Public Assets Institute > Policy Areas > Family Economic Security > Prospects improve for some—not all—Vermont workers

Prospects improve for some—not all—Vermont workers

The Vermont labor force grew for the sixth straight month in May. This followed declines during almost all of 2018. The growing labor force has helped push down Vermont’s unemployment rate to 2.1 percent, the lowest in the country now and the record low for Vermont since state-specific data began being tracked in 1976.





Uneven job growth
Vermont saw a net gain of only about 500 private sector jobs in 2018—a 0.2 percent increase. The growth was uneven, according to 2018 jobs-by-county numbers released this month by the U.S. Bureau of Labor Statistics (BLS).

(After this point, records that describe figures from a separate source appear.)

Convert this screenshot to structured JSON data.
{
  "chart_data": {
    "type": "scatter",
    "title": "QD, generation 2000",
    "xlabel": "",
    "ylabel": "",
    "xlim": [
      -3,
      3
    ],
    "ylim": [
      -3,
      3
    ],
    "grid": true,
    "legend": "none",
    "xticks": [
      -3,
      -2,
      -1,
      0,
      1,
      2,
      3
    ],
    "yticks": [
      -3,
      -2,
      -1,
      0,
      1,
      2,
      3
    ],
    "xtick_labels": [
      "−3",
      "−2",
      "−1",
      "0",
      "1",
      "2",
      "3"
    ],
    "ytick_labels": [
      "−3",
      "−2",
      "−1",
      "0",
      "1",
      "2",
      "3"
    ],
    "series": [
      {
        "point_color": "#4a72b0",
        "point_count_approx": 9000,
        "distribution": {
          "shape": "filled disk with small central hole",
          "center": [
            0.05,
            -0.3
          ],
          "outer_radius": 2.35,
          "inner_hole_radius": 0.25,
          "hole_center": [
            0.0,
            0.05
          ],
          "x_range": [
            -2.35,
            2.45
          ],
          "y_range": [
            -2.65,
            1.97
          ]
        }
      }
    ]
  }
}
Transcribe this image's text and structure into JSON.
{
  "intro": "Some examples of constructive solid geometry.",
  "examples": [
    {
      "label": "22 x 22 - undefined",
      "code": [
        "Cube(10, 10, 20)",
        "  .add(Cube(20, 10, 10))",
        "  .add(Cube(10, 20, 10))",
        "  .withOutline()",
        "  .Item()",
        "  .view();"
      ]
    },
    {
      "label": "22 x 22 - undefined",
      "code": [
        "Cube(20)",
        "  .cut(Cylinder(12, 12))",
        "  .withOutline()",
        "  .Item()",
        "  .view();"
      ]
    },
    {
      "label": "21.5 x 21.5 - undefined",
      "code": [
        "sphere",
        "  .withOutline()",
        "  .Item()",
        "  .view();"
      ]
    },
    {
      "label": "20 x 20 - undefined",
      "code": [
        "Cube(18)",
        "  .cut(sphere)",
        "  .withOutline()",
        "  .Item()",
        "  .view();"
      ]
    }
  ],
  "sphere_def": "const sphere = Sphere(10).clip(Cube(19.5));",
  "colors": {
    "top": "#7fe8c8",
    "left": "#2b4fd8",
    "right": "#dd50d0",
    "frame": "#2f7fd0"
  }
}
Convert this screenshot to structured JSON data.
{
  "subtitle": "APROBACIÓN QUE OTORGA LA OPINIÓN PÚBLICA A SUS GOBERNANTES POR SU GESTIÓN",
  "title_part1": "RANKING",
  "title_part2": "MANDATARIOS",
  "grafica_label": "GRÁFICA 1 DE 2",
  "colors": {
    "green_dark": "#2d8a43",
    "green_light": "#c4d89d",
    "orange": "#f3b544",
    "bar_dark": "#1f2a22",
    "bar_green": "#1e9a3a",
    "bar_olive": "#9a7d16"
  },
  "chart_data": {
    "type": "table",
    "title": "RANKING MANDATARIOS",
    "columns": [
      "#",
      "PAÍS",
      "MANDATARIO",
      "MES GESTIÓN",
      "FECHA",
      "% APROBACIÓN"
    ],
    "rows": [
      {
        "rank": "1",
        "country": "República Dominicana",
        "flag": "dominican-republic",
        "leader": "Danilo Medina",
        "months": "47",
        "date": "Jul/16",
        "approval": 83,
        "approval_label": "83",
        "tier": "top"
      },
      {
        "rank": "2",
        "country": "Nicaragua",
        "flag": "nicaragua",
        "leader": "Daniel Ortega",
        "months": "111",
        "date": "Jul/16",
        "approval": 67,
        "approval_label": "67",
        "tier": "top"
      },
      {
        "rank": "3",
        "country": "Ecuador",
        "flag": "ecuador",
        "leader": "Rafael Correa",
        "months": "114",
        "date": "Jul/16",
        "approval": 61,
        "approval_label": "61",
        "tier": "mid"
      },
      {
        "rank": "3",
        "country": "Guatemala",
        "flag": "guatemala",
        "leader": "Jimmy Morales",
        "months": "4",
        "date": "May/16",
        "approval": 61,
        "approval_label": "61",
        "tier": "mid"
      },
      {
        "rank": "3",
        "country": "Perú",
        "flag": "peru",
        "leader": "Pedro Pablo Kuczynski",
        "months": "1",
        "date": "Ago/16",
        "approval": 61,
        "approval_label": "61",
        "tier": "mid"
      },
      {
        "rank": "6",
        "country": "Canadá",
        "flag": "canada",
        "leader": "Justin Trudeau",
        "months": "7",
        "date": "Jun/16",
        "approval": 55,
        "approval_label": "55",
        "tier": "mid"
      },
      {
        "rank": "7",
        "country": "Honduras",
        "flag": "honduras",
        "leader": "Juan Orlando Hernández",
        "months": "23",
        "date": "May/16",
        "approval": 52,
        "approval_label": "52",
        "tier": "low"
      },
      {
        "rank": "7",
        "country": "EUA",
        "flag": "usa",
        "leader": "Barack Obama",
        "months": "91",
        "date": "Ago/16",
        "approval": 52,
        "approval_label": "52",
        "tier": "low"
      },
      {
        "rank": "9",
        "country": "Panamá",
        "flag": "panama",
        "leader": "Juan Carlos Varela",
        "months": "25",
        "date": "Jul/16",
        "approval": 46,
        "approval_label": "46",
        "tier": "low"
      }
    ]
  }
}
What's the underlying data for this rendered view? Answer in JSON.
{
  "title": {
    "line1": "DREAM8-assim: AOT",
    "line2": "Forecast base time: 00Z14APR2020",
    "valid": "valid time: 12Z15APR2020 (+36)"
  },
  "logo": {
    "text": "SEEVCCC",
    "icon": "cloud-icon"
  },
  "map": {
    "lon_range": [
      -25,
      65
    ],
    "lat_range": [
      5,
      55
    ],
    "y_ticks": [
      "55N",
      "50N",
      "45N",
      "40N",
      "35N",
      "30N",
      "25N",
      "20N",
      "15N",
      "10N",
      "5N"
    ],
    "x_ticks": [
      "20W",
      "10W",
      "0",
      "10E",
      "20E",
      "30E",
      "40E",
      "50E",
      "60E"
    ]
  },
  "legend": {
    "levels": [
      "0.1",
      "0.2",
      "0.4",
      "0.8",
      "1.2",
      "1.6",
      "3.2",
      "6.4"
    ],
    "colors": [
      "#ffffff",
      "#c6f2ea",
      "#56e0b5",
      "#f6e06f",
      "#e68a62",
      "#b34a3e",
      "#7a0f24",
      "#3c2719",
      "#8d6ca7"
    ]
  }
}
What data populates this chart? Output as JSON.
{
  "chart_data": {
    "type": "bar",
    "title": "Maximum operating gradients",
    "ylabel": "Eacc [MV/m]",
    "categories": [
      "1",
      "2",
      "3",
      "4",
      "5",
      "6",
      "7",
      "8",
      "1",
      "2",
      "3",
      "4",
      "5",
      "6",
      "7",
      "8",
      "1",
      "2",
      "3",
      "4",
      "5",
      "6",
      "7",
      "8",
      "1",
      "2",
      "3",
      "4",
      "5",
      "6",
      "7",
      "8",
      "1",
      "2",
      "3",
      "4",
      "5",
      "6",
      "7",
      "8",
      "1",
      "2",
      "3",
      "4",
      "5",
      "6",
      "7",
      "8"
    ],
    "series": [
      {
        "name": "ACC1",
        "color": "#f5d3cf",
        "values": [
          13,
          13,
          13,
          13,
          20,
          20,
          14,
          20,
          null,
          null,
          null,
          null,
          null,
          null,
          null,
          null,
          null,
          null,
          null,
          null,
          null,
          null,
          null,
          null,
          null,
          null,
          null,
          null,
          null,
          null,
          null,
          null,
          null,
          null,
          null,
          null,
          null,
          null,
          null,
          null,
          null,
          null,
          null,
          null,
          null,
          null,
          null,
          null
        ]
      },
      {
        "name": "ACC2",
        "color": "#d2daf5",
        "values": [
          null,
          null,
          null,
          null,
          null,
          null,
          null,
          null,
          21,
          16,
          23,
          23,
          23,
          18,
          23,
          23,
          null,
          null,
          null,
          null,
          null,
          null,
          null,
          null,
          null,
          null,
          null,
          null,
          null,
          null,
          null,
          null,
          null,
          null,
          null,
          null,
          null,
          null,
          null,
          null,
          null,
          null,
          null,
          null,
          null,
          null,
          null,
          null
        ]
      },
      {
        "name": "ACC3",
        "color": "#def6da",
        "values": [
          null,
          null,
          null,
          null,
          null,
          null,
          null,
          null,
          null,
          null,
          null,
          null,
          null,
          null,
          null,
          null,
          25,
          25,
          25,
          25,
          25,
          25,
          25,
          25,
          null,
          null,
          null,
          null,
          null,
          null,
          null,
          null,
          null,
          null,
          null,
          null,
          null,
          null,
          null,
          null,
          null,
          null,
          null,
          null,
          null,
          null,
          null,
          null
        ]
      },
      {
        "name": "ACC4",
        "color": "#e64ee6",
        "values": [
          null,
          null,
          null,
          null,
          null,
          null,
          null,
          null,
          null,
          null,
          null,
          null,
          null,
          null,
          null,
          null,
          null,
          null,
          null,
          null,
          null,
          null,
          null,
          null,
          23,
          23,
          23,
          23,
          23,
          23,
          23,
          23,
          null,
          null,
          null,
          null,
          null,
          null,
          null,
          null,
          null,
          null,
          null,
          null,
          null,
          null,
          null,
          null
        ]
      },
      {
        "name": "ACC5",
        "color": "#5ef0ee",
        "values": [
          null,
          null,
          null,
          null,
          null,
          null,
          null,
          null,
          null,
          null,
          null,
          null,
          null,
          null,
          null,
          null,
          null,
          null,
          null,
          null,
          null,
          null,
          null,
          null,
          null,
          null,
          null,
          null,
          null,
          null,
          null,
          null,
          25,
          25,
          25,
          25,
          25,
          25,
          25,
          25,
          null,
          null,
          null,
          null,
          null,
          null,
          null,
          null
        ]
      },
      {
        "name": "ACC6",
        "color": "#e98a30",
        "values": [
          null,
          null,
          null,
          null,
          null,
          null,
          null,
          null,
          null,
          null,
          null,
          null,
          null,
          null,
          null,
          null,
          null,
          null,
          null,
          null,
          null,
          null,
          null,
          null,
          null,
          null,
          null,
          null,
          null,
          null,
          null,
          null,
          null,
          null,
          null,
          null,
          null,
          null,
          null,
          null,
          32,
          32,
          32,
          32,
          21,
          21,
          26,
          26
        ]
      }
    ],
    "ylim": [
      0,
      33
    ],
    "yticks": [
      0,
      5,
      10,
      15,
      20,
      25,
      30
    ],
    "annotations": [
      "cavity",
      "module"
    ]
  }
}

Private employers in Chittenden and surrounding counties added more than 500 positions last year. But in Windham County, in the southeast corner of the state, the private sector lost 467 jobs. The BLS counts jobs based on where the employers are, not where the employees live.

Lagging wages
A third of Vermont’s private sector jobs are located in Chittenden County, which also has the highest wages. Chittenden, therefore, has a big influence on the state’s average annual wage. Still, workers in 11 of Vermont’s 14 counties earned an annual wage below the state average last year. And the gap between Chittenden and most other counties grew. Chittenden’s average annual private sector wage increased by almost $2,000, or 3.8 percent, in 2018. Only Lamoille and Addison recorded higher growth rates.